Jennifer Walker says
Simile is like your friend, but not your best friend. You can invite him over from time to time, but don’t live with him for Pete’s sake.
Furious D says
That post about similes was like… …ummm… like…. great, now I’m similed out.
Anonymous @ 1:58 says
Anonymous @ 1:26: Guess we’ll see. If I don’t make the cut, at least I’ll have some idea as to why not.
Anonymous @ 12:58 says
12:58! Gah! 12:58! Damn cat!
Anonymous says
i think this may be the first time i’ve witnessed you actually giving aspiring writers BAD advice. the entire point of a simile is to trigger stronger seeing-in-the-mind for the reader. claiming that a good novel should have “one or two” similes is a lot like saying only select writers are allowed to join the exclusive “simile-club.” everyone else should just give it up. utterly moronic.
Nathan Bransford says
anon-
As I mentioned repeatedly in my post, similes can work. But too often aspiring writers think similes are “writerly” and they pepper their novel with them when simple description would be much more effective. Others are better at it and make the similes work in their favor. But everyone should take a close look to see if they’re necessary/effective.

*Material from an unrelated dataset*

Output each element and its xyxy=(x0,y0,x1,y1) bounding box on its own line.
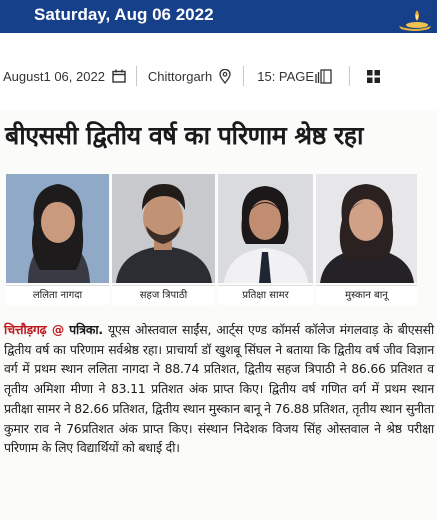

Honestly, there IS a simile club, and very few are allowed in. Everyone else only gets a taste.
And you don’t have to take my word for it — May went to a writing school taught by Alice McDermott and Stephen Dixon, and that’s where I heard this advice.
Dave Wood says
It seems that some writing is just out to tell a really good story: the “Just the facts, Ma’am,” school. That’s great as far as it goes, and I love a lot of those books. Other writing strives to dig deeper or do something more. Those books represent a bigger risk (and a smaller market, probably) for the author, but often provide a greater reward for the intended reader. I’m glad our language provides so many tools (judiciously used) for that kind of effort.
C.J. says
kate – for me, the same advice goes for metaphors as for similes: you have to consider both the meaning of the metaphor/simile (does his neck look like a giraffe’s?) and the flavor of the metaphor/simile (do i want my reader to picture the african landscape while i’m describing this character?). so, in your case, the metaphor seems appropriate if want the tone be very macabre and blunt.
Nicole Del Sesto says
I think Tom Robbins is a master of the simile craft!
I love a simile that makes me laugh out loud.
Unrelated, Nathan, I’m sure you seen this but a well-done rebuttal to the Steve Jobs reading bomb can be found here:
https://egan.blogs.nytimes.com/2008/02/20/book-lust/index.html
Nicole Del Sesto says
Hmmm … I don’t think I got that whole link, let me try this:
We do too read
Anonymous says
The dear departed Ogden Nash wrote a poem on similes and metaphors — “Very Like a Whale.” Check it out.
I’m with him.
Terri B. says
I like YOUR simile! Jalapeno peppers. Something to think about.